- Location within Rice County
- Coordinates: 38°12′36″N 98°10′26″W﻿ / ﻿38.210°N 98.174°W
- Country: United States
- State: Kansas
- County: Rice
- Established: 1871

Government
- • District 2 County Commissioner: Clay Thomas

Area
- • Total: 44.003 sq mi (113.97 km^{2})
- • Land: 43.527 sq mi (112.73 km^{2})
- • Water: 0.476 sq mi (1.23 km^{2}) 1.08%

Population (2020)
- • Total: 201
- • Density: 4.62/sq mi (1.78/km^{2})
- Time zone: UTC-6 (CST)
- • Summer (DST): UTC-5 (CDT)
- Area code: 620
- GNIS feature ID: 475784

= Sterling Township, Rice County, Kansas =

Township in Rice County, Kansas, U.S.

Sterling Township is a township in Rice County, Kansas, United States.

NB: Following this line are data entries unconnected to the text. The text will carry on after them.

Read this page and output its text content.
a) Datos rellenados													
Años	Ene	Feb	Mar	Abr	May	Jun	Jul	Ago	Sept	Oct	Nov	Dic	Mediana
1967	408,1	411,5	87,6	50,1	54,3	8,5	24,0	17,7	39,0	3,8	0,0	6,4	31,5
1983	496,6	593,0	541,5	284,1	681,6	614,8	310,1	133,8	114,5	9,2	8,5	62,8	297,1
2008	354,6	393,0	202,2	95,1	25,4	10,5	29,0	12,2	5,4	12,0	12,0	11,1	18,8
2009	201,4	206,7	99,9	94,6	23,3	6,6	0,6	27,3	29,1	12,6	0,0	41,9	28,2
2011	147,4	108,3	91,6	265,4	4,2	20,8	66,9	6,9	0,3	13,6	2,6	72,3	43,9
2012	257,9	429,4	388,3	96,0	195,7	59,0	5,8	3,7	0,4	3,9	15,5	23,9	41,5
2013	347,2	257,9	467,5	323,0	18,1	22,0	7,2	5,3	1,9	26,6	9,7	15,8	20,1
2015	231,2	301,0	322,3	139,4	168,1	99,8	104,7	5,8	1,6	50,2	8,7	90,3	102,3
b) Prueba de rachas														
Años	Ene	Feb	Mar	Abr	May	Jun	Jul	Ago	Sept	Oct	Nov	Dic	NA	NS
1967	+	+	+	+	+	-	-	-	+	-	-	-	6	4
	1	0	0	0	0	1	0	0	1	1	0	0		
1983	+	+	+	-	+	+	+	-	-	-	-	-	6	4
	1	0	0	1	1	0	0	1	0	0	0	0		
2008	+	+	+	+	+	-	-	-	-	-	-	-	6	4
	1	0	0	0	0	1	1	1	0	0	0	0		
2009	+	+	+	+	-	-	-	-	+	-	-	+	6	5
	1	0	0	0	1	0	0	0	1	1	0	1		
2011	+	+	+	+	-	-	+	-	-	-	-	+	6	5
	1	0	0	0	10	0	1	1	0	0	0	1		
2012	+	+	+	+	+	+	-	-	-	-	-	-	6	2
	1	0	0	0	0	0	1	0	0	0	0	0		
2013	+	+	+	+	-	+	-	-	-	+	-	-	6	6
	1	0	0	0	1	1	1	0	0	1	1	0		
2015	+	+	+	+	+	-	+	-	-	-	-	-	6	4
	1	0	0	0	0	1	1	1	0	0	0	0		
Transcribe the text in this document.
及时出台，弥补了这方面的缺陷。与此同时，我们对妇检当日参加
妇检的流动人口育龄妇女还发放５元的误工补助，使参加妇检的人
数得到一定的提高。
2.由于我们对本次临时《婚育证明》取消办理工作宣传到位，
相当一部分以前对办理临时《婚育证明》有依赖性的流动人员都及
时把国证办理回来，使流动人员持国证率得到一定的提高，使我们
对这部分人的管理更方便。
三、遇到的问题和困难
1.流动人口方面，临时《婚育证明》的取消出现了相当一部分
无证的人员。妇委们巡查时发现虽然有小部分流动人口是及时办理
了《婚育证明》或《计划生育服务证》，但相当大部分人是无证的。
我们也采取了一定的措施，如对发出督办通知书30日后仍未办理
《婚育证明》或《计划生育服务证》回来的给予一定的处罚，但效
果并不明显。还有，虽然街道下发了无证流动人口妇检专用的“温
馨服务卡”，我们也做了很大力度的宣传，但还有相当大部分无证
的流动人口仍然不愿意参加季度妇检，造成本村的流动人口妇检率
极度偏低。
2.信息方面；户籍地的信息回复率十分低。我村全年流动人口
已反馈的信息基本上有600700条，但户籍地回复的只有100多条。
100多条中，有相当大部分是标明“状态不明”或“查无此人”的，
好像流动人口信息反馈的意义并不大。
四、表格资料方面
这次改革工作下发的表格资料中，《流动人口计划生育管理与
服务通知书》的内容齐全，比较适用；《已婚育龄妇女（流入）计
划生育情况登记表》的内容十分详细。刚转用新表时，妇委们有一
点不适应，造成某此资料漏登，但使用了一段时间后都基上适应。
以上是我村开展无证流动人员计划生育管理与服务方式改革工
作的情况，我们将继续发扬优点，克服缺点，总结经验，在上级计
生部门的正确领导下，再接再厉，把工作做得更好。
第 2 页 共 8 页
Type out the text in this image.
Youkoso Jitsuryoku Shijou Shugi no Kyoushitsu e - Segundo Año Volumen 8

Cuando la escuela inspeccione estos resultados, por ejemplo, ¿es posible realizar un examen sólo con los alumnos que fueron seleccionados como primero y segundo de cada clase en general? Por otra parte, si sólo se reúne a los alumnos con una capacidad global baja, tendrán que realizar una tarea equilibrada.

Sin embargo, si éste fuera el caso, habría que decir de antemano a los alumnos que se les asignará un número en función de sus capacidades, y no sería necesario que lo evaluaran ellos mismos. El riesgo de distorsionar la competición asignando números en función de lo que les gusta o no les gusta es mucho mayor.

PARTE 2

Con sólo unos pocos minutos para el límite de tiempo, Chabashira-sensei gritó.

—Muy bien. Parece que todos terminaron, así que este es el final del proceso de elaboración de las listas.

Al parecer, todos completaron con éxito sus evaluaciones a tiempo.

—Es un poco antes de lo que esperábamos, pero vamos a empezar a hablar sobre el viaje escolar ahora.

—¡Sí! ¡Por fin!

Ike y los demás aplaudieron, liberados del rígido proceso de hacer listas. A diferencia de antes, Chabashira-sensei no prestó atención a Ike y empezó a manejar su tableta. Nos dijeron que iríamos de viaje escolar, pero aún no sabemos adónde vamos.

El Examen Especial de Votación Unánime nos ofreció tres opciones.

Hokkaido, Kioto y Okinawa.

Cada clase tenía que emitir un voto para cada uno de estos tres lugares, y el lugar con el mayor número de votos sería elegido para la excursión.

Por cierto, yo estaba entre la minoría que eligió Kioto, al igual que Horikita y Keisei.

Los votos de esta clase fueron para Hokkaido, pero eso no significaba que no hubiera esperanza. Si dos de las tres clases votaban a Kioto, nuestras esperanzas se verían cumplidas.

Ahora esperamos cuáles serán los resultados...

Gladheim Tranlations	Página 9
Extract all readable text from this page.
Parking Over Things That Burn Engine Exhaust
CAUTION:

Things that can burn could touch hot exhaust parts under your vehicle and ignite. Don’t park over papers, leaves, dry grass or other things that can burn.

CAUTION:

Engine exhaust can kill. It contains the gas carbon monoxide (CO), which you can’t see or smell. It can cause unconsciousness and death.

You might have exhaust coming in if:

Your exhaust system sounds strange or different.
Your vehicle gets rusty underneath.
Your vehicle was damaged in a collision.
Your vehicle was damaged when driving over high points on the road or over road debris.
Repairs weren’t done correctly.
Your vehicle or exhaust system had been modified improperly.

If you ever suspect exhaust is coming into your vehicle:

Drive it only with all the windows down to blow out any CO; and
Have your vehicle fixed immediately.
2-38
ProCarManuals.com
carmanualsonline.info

As of the 2020 census, its population was 201.

==History==
Sterling Township was established in 1871. In 1872 a part of the township was transferred to Reno County. In 1874 parts of Sterling Township were made into Raymond Township and Washington Township (now split into West and East Washington Townships. Later, a part of Sterling Township was made part of Atlanta Township.

==Geography==
Sterling Township covers an area of 44.003 square miles (113.97 square kilometers). The Arkansas River flows through it. The city of Sterling is completely surrounded by the township but is governmentally independent from it.